Now the defensive line coach for the San Francisco 49ers, he is intent on helping to extend his team's winning run to five games when they meet the winless Jacksonville Jaguars.
Tomsula, who was a coach at London Monarchs before joining the Claymores, was part of the 49ers' coaching staff on their last trip to Wembley - when they lost to Denver Broncos in 2010. Mike Singletary was sacked as head coach of the 49ers at the end of that season, with Tomsula taking over for one game before Jim Harbaugh was appointed as permanent head coach ahead of the 2011 campaign. He guided them to last season's Super Bowl, where they lost to Baltimore Ravens.
As he prepares his team to face the Jaguars, Harbaugh stressed there was never any doubt that he would retain the services of Tomsula when he came into his new job. "When I first got hired two-and-a-half years ago, I interviewed all the coaches and, no, it wasn't a tough decision to hire Jim Tomsula," he said.
"He's had a special gift of presence, personality, of teaching ability and that came shining through. I remember that first meeting. That's one position I've just never had to worry about since I've been here as the head coach, the defensive line position. He's always got them ready to play."
Tomsula has been coaching at high school, college and professional level since 1989 and, between NFL Europe seasons, also coached Division II Catawba College in North Carolina, where he had played as a defensive lineman until a knee injury ended his playing days.
Now 46, he had previously spent two seasons out of the game between 1995 and 1996 when he held down various jobs including medical rep, night janitor, delivering newspapers and chopping wood. When Tomsula returned to coaching in 1997, it was a voluntary position with Catawba College while he worked as a carpet salesman and even lived out of his car to make ends meet.
"None of us look at it as a sacrifice, though," said Harbaugh. "Coaching is a great honour and a great privilege, to be able to teach and do all the things that make you keener, finer, more alert.
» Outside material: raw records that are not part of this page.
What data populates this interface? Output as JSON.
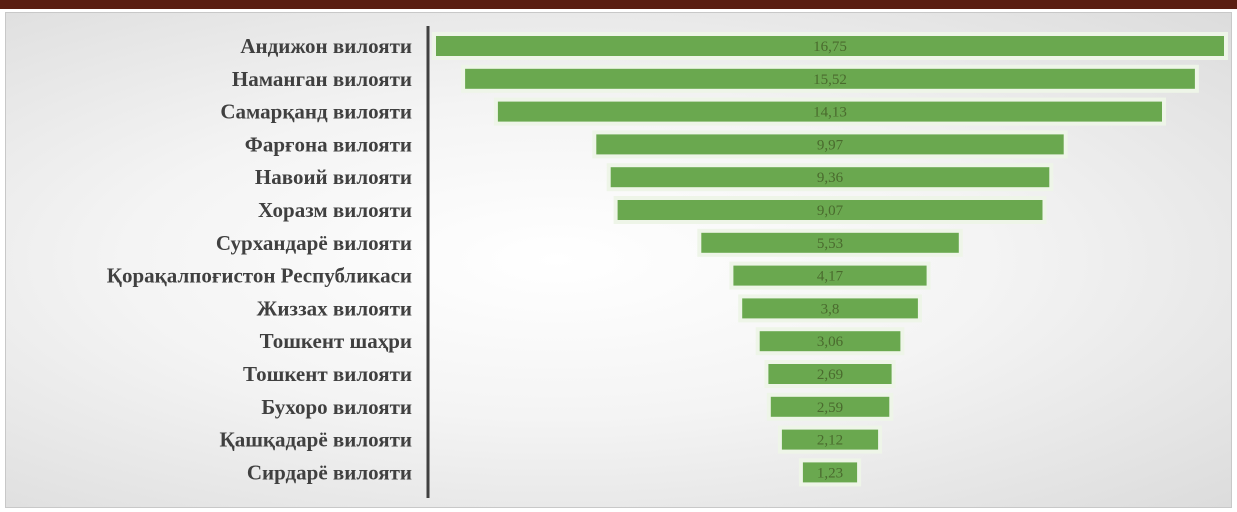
{
  "colors": {
    "bar_fill": "#6aa84f",
    "bar_outline": "#eef5e8",
    "axis_line": "#404040",
    "top_bar": "#5a1e12"
  },
  "chart_data": {
    "type": "bar",
    "orientation": "horizontal",
    "layout": "funnel",
    "grid": false,
    "legend": "none",
    "xlim": [
      0,
      16.75
    ],
    "categories": [
      "Андижон вилояти",
      "Наманган вилояти",
      "Самарқанд вилояти",
      "Фарғона вилояти",
      "Навоий вилояти",
      "Хоразм вилояти",
      "Сурхандарё вилояти",
      "Қорақалпоғистон Республикаси",
      "Жиззах вилояти",
      "Тошкент шаҳри",
      "Тошкент вилояти",
      "Бухоро вилояти",
      "Қашқадарё вилояти",
      "Сирдарё вилояти"
    ],
    "values": [
      16.75,
      15.52,
      14.13,
      9.97,
      9.36,
      9.07,
      5.53,
      4.17,
      3.8,
      3.06,
      2.69,
      2.59,
      2.12,
      1.23
    ],
    "value_labels": [
      "16,75",
      "15,52",
      "14,13",
      "9,97",
      "9,36",
      "9,07",
      "5,53",
      "4,17",
      "3,8",
      "3,06",
      "2,69",
      "2,59",
      "2,12",
      "1,23"
    ]
  }
}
If that means sleeping in your car to be a better coach, then by God, that's what you do. He's got a great love of the game that shows every day."
London Olympian Lawrence Okoye, who reached the final of the discus last year, is the latest athlete to come under Tomsula's wing, having signed as a defensive tackle for the 49ers in the summer. He will miss Sunday's match due to a knee injury but has been acting as unofficial tour guide for his team-mates this week, having been brought up in Croydon, where Tomsula also lived when he was coaching at London Monarchs.
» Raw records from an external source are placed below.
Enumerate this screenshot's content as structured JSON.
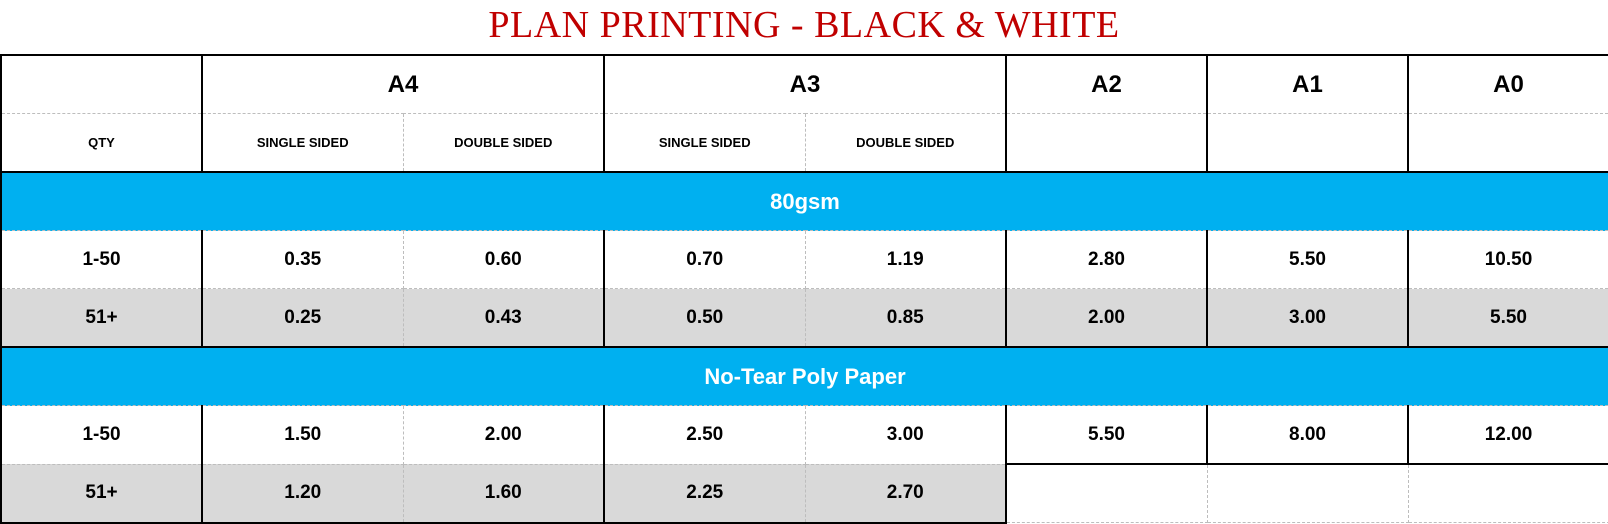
{
  "title": "PLAN PRINTING - BLACK & WHITE",
  "header": {
    "sizes": [
      "A4",
      "A3",
      "A2",
      "A1",
      "A0"
    ],
    "qty_label": "QTY",
    "single_sided": "SINGLE SIDED",
    "double_sided": "DOUBLE SIDED"
  },
  "colors": {
    "title": "#c00000",
    "band": "#00b0f0",
    "alt_row": "#d9d9d9"
  },
  "sections": [
    {
      "name": "80gsm",
      "rows": [
        {
          "qty": "1-50",
          "values": [
            "0.35",
            "0.60",
            "0.70",
            "1.19",
            "2.80",
            "5.50",
            "10.50"
          ]
        },
        {
          "qty": "51+",
          "values": [
            "0.25",
            "0.43",
            "0.50",
            "0.85",
            "2.00",
            "3.00",
            "5.50"
          ]
        }
      ]
    },
    {
      "name": "No-Tear Poly Paper",
      "rows": [
        {
          "qty": "1-50",
          "values": [
            "1.50",
            "2.00",
            "2.50",
            "3.00",
            "5.50",
            "8.00",
            "12.00"
          ]
        },
        {
          "qty": "51+",
          "values": [
            "1.20",
            "1.60",
            "2.25",
            "2.70"
          ]
        }
      ]
    }
  ]
}
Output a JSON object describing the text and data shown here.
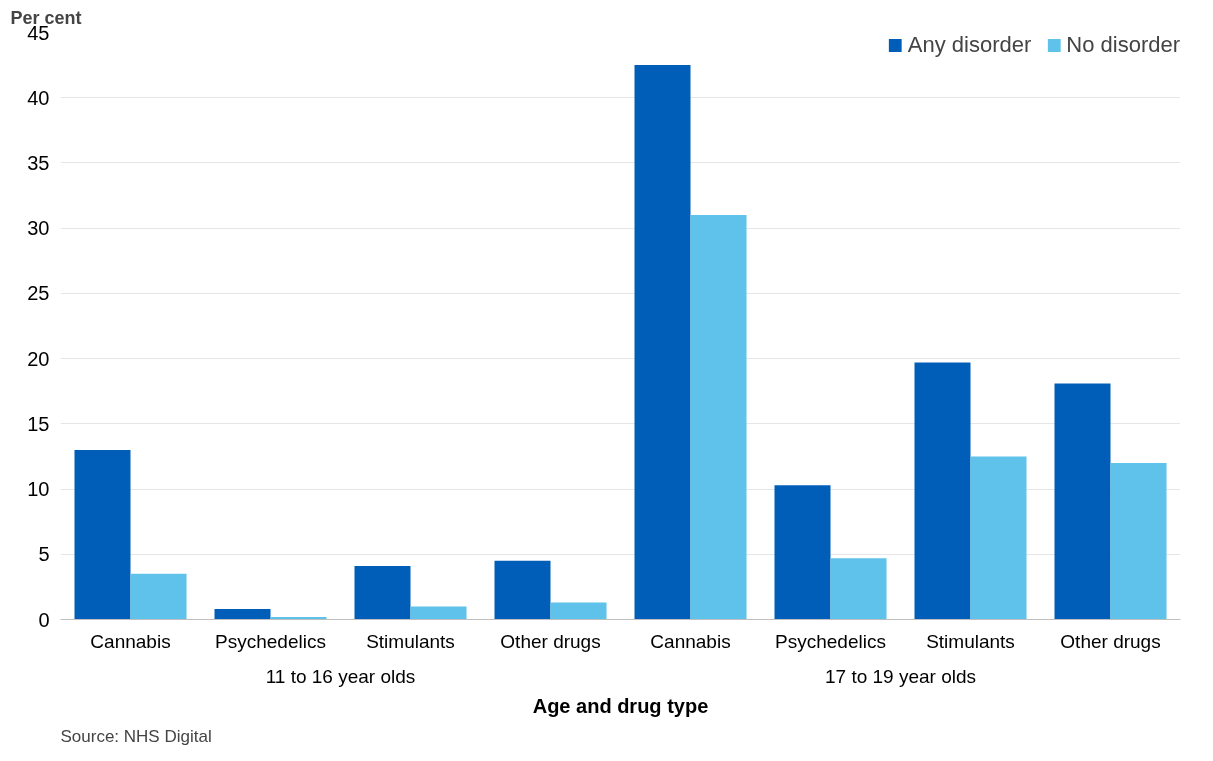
{
  "chart_data": {
    "type": "bar",
    "ylabel": "Per cent",
    "xlabel": "Age and drug type",
    "categories": [
      "Cannabis",
      "Psychedelics",
      "Stimulants",
      "Other drugs",
      "Cannabis",
      "Psychedelics",
      "Stimulants",
      "Other drugs"
    ],
    "series": [
      {
        "name": "Any disorder",
        "color": "#005eb8",
        "values": [
          13.0,
          0.8,
          4.1,
          4.5,
          42.5,
          10.3,
          19.7,
          18.1
        ]
      },
      {
        "name": "No disorder",
        "color": "#5fc2ea",
        "values": [
          3.5,
          0.2,
          1.0,
          1.3,
          31.0,
          4.7,
          12.5,
          12.0
        ]
      }
    ],
    "annotations": [
      "11 to 16 year olds",
      "17 to 19 year olds",
      "Source: NHS Digital"
    ],
    "ylim": [
      0,
      45
    ],
    "yticks": [
      0,
      5,
      10,
      15,
      20,
      25,
      30,
      35,
      40,
      45
    ],
    "grid": "y",
    "legend": "top right"
  }
}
Okoye remains a work in progress but Harbaugh believes he brings value to the team. "Many things struck me about Lawrence, and our coaches, that were exciting [such as] the fact that he was a rugby player, a tough sport that [American] football evolved from," he said.
"The fact that he went and started throwing the discus and in two years was at the Olympic level, that spoke volumes. You wanted to see what would it be like if he switched to football and how quickly he could grasp that. There have been some positive signs. He's on the right track and it's got possibilities still."